I brewed a Belgian IPA today and my starter blew out, first time I've seen this. I pitched the super active yeast not expecting any issues but now, after 5 hours I am seeing zero krausen. I used while labs trappist ales yeast. Has anyone ever had this issue?

Can I pitch more yeast and save it?
 
Give it a few days. Five hours is a really short period of time to expect activity. You just tossed them into a different world and they're adjusting now.
 
You made a starter, that means the yeast IS viable. That's the major point of making a starter, to let you know the yeast is alive and well. Unless between making the starter and pitching it you either froze or boiled your yeast, there never is a reason to believe that modern yeast, especially with a starter would suddenly cease to work.

It just isn't like that, yeast are amazing and resilient creatures that can survive and singlemindedly do their jobs. In fact the current strain of yeast called "Cry Havoc" of Charlie Papazian sat for nearly 20 years in a fridge. He had a jar of infected yeast, that he put away to study later, and forgot about it, and it got piled in the back of his keezer or beer fridge, forgotten. 2 decades later he stumbled upon it, and for ****s and giggles made a starter with it, not expecting much. To his surprise it worked, and when he brewed a batch of beer with it, he even found that not only did it work, but 1) the wild yeast that caused the infection long died out 2) and it made for an extremely crisp and clean beer.

People have also cultured yeast that was trapped in amber for thousands of year. And recently grown yeast and fermented beer in space.

So that's why I always find it so amazing, that even despite making starters that prove the yeast is working, many new brewers can't seem to trust these amazing creatures.

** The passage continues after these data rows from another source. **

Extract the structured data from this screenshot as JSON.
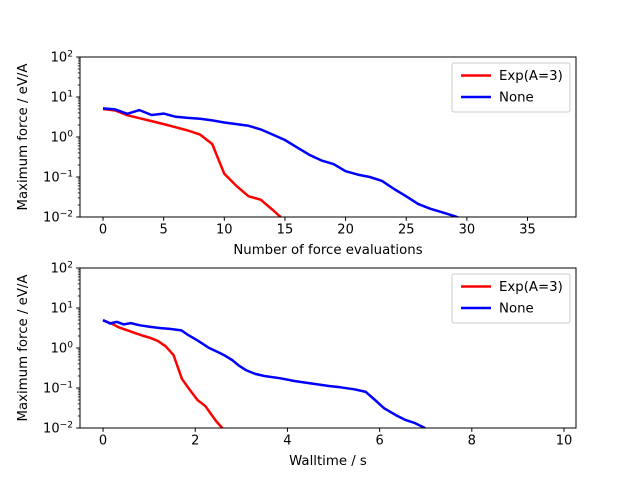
{
  "figure": {
    "background": "#ffffff",
    "text_color": "#000000",
    "spine_color": "#000000",
    "legend_edge_color": "#cccccc",
    "legend_face_color": "#ffffff"
  },
  "chart_data": [
    {
      "type": "line",
      "title": "",
      "xlabel": "Number of force evaluations",
      "ylabel": "Maximum force / eV/A",
      "xlim": [
        -1.9,
        39.0
      ],
      "ylog": true,
      "ylim_log10": [
        -2,
        2
      ],
      "xticks": [
        0,
        5,
        10,
        15,
        20,
        25,
        30,
        35
      ],
      "ytick_exponents": [
        -2,
        -1,
        0,
        1,
        2
      ],
      "grid": false,
      "legend_position": "upper right",
      "legend": [
        "Exp(A=3)",
        "None"
      ],
      "series": [
        {
          "name": "Exp(A=3)",
          "color": "#ff0000",
          "x": [
            0,
            1,
            2,
            3,
            4,
            5,
            6,
            7,
            8,
            9,
            10,
            11,
            12,
            13,
            14,
            15
          ],
          "y": [
            5.0,
            4.6,
            3.5,
            2.95,
            2.5,
            2.1,
            1.75,
            1.45,
            1.15,
            0.67,
            0.12,
            0.06,
            0.033,
            0.027,
            0.015,
            0.008
          ]
        },
        {
          "name": "None",
          "color": "#0000ff",
          "x": [
            0,
            1,
            2,
            3,
            4,
            5,
            6,
            7,
            8,
            9,
            10,
            11,
            12,
            13,
            14,
            15,
            16,
            17,
            18,
            19,
            20,
            21,
            22,
            23,
            24,
            25,
            26,
            27,
            28,
            29,
            30
          ],
          "y": [
            5.2,
            4.9,
            3.8,
            4.7,
            3.55,
            3.85,
            3.2,
            3.0,
            2.85,
            2.6,
            2.3,
            2.1,
            1.9,
            1.55,
            1.15,
            0.84,
            0.55,
            0.36,
            0.26,
            0.21,
            0.14,
            0.115,
            0.1,
            0.08,
            0.05,
            0.033,
            0.021,
            0.016,
            0.013,
            0.0105,
            0.008
          ]
        }
      ]
    },
    {
      "type": "line",
      "title": "",
      "xlabel": "Walltime / s",
      "ylabel": "Maximum force / eV/A",
      "xlim": [
        -0.5,
        10.26
      ],
      "ylog": true,
      "ylim_log10": [
        -2,
        2
      ],
      "xticks": [
        0,
        2,
        4,
        6,
        8,
        10
      ],
      "ytick_exponents": [
        -2,
        -1,
        0,
        1,
        2
      ],
      "grid": false,
      "legend_position": "upper right",
      "legend": [
        "Exp(A=3)",
        "None"
      ],
      "series": [
        {
          "name": "Exp(A=3)",
          "color": "#ff0000",
          "x": [
            0,
            0.17,
            0.34,
            0.51,
            0.68,
            0.85,
            1.02,
            1.19,
            1.36,
            1.53,
            1.71,
            1.88,
            2.05,
            2.22,
            2.45,
            2.62
          ],
          "y": [
            4.9,
            4.15,
            3.3,
            2.8,
            2.4,
            2.05,
            1.8,
            1.5,
            1.1,
            0.66,
            0.17,
            0.09,
            0.05,
            0.035,
            0.015,
            0.009
          ]
        },
        {
          "name": "None",
          "color": "#0000ff",
          "x": [
            0,
            0.15,
            0.3,
            0.45,
            0.6,
            0.8,
            1.05,
            1.25,
            1.45,
            1.7,
            1.85,
            2.05,
            2.3,
            2.5,
            2.65,
            2.8,
            2.95,
            3.1,
            3.3,
            3.5,
            3.85,
            4.15,
            4.5,
            4.9,
            5.15,
            5.45,
            5.7,
            5.9,
            6.1,
            6.35,
            6.55,
            6.75,
            6.95,
            7.1
          ],
          "y": [
            5.0,
            4.1,
            4.5,
            3.9,
            4.2,
            3.7,
            3.35,
            3.15,
            3.0,
            2.75,
            2.1,
            1.55,
            1.0,
            0.78,
            0.64,
            0.5,
            0.36,
            0.28,
            0.225,
            0.2,
            0.175,
            0.15,
            0.13,
            0.112,
            0.104,
            0.093,
            0.08,
            0.05,
            0.031,
            0.021,
            0.016,
            0.0135,
            0.0105,
            0.008
          ]
        }
      ]
    }
  ]
}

The biggest problem, and I think by it now taking off as you posted (which I didn't see when I started writing this,) is that WE HUMANS think we're in charge, and we try to impose OUR timeframes on them. We expect the yeast to work when we want it to, and expect it to finish at the exact moment the instructions say it will. But as I say all the time, yeast can't read, they don't know what day it is, they don't know the time. They don't know we have a deadline (which we shouldn't) so if it doesn't act exactly how we think it will, even though we know the yeast is fine. We immediately think something's wrong.

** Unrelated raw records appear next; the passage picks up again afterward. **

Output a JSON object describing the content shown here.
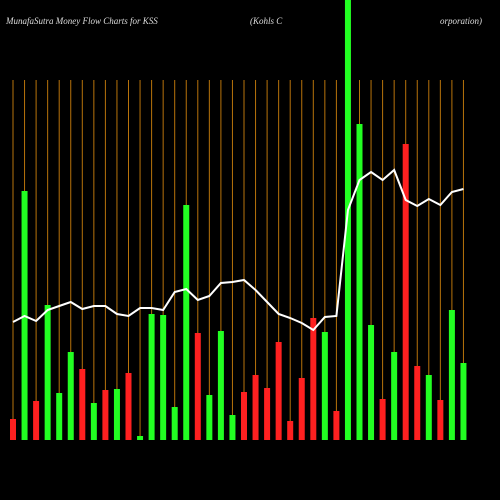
{
  "chart_data": {
    "type": "bar",
    "title": "MunafaSutra  Money Flow  Charts for KSS",
    "subtitle": [
      "(Kohls C",
      "orporation)"
    ],
    "ylim": [
      0,
      440
    ],
    "values": [
      21,
      249,
      39,
      135,
      47,
      88,
      71,
      37,
      50,
      51,
      67,
      4,
      126,
      125,
      33,
      235,
      107,
      45,
      109,
      25,
      48,
      65,
      52,
      98,
      19,
      62,
      122,
      108,
      29,
      440,
      316,
      115,
      41,
      88,
      296,
      74,
      65,
      40,
      130,
      77
    ],
    "bar_colors": [
      "#ff2020",
      "#22ff22",
      "#ff2020",
      "#22ff22",
      "#22ff22",
      "#22ff22",
      "#ff2020",
      "#22ff22",
      "#ff2020",
      "#22ff22",
      "#ff2020",
      "#22ff22",
      "#22ff22",
      "#22ff22",
      "#22ff22",
      "#22ff22",
      "#ff2020",
      "#22ff22",
      "#22ff22",
      "#22ff22",
      "#ff2020",
      "#ff2020",
      "#ff2020",
      "#ff2020",
      "#ff2020",
      "#ff2020",
      "#ff2020",
      "#22ff22",
      "#ff2020",
      "#22ff22",
      "#22ff22",
      "#22ff22",
      "#ff2020",
      "#22ff22",
      "#ff2020",
      "#ff2020",
      "#22ff22",
      "#ff2020",
      "#22ff22",
      "#22ff22"
    ],
    "line": {
      "color": "#ffffff",
      "values": [
        118,
        124,
        119,
        130,
        134,
        138,
        131,
        134,
        134,
        126,
        124,
        132,
        132,
        130,
        148,
        151,
        140,
        144,
        157,
        158,
        160,
        150,
        138,
        126,
        122,
        117,
        110,
        123,
        124,
        230,
        260,
        268,
        260,
        270,
        240,
        234,
        241,
        235,
        248,
        251
      ]
    },
    "grid": true,
    "grid_color": "#b8730b"
  }
}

When usually the only thing wrong is our lack of faith in them.

You got a lesson today of something we usually forget, yeast are wild creatures, there is always some wildcard factor at play.

:mug:
 
Revvy, great reply. You are right patience is one of my weaknesses. I need to rely a little more on my little yeast buddies and not jump to problem solving mode too quickly.
 
That's why I think these threads, especially when the thread starter comes back and follows up, are so valuable. There's hundreds of other noobs more than likely looking for just such re-assurances as you got. And you coming back and saying everything's fine, is pretty reassuring.

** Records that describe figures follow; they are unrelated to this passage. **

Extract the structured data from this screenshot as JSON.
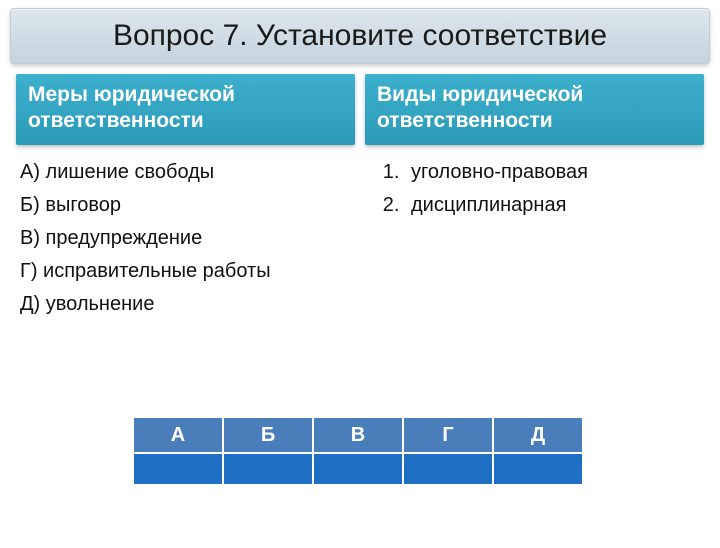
{
  "title": "Вопрос 7. Установите соответствие",
  "left": {
    "header": "Меры юридической ответственности",
    "items": [
      "А) лишение свободы",
      "Б) выговор",
      "В) предупреждение",
      "Г) исправительные работы",
      "Д) увольнение"
    ]
  },
  "right": {
    "header": "Виды юридической ответственности",
    "items": [
      "уголовно-правовая",
      "дисциплинарная"
    ]
  },
  "table": {
    "headers": [
      "А",
      "Б",
      "В",
      "Г",
      "Д"
    ],
    "header_bg": "#4a7ebb",
    "row_bg": "#1f6fc4",
    "border_color": "#ffffff"
  },
  "colors": {
    "title_bg_top": "#dde6ec",
    "title_bg_bottom": "#c6d3dd",
    "sub_bg_top": "#3db0cd",
    "sub_bg_bottom": "#2b9ab7",
    "text": "#111111",
    "white": "#ffffff"
  }
}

I tell people all the time to not think in terms of "fixing" a problem, if you don't really know there IS a problem.... and you only know that by waiting a few days, OR taking a gravity reading.
 
You were right. Looking great this morning

Awesome! The funny thing is that I pitched some US-05 about 24 hours ago and have no activity either. Am I worried?? Hell no. I've had this kind of lag before. It's cold in my basement at this time of year. The swamp cooler is at about 60F.

It's usually people that pitch too warm that get these quick starting violent fermentations. That's not good. Let the yeast chug along at a nice rate and you'll be rewarded.
 
That's why I think these threads, especially when the thread starter comes back and follows up, are so valuable.

I always like these Revvy posts.

I agree 1000% on your comment. How many times have you seen someone go try something out on their beer and say they'll report back, yet it was five years ago and no further post was made. It's always something that I was searching for and want to know about too!!
 
I guess I thought using the trapping ale yeast would have caused a really fast start but we definitely have lift off now. It looks like a horror movie in there. Have you guys brewed with this yeast before. It's a white labs brand the package just says trapping ale yeast.